On Divine Philanthropy

From Plato to John Chrysostom

by Bishop Danilo Krstic

This book describes the use of the notion of divine philanthropy from its first appearance in Aeschylos and Plato to the highly polyvalent use of it by John Chrysostom. Each page is marked by meticulous scholarship and great insight, lucidity of thought and expression. Bishop Danilo’s principal methodology in examining Chrysostom is a philological analysis of his works in order to grasp all the semantic shades of the concept of philanthropia throughout his vast literary output.

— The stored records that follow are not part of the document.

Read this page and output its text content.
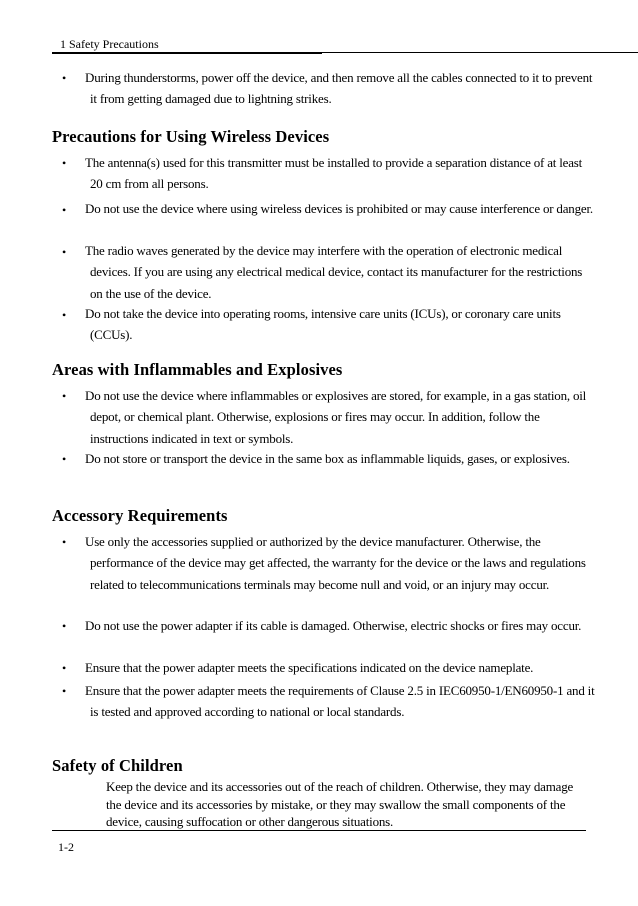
1 Safety Precautions
• During thunderstorms, power off the device, and then remove all the cables connected to it to prevent it from getting damaged due to lightning strikes.
Precautions for Using Wireless Devices
• The antenna(s) used for this transmitter must be installed to provide a separation distance of at least 20 cm from all persons.
• Do not use the device where using wireless devices is prohibited or may cause interference or danger.
• The radio waves generated by the device may interfere with the operation of electronic medical devices. If you are using any electrical medical device, contact its manufacturer for the restrictions on the use of the device.
• Do not take the device into operating rooms, intensive care units (ICUs), or coronary care units (CCUs).
Areas with Inflammables and Explosives
• Do not use the device where inflammables or explosives are stored, for example, in a gas station, oil depot, or chemical plant. Otherwise, explosions or fires may occur. In addition, follow the instructions indicated in text or symbols.
• Do not store or transport the device in the same box as inflammable liquids, gases, or explosives.
Accessory Requirements
• Use only the accessories supplied or authorized by the device manufacturer. Otherwise, the performance of the device may get affected, the warranty for the device or the laws and regulations related to telecommunications terminals may become null and void, or an injury may occur.
• Do not use the power adapter if its cable is damaged. Otherwise, electric shocks or fires may occur.
• Ensure that the power adapter meets the specifications indicated on the device nameplate.
• Ensure that the power adapter meets the requirements of Clause 2.5 in IEC60950-1/EN60950-1 and it is tested and approved according to national or local standards.
Safety of Children
Keep the device and its accessories out of the reach of children. Otherwise, they may damage the device and its accessories by mistake, or they may swallow the small components of the device, causing suffocation or other dangerous situations.
1-2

The author overviews the observable development of the concept of philanthropia in a research that encompasses nearly seven centuries of literary sources. Peculiar theological connotations are studied in the uses of divine philanthropia both in the classical development from Aeschylos via Plutarch down to Libanius, Themistius of Byzantium and the Emperor Julian, as well as in the biblical development, especially from Philo and the New Testament through Origen and the Cappadocians to Chrysostom.

With this book, the author invites us to re-read Chrysostom’s golden pages on the ineffable philanthropy of God. "There is a modern ring in Chrysostom’s attempt to prove that we are loved—no matter who and where we are—and even infinitely loved, since our Friend and Lover is the infinite Triune God."

The victory of Chrysostom’s use of philanthropia meant the affirmation of ecclesial culture even at the level of Graeco-Roman culture. May we witness the same reality today in the modern techno-scientific world in which we live.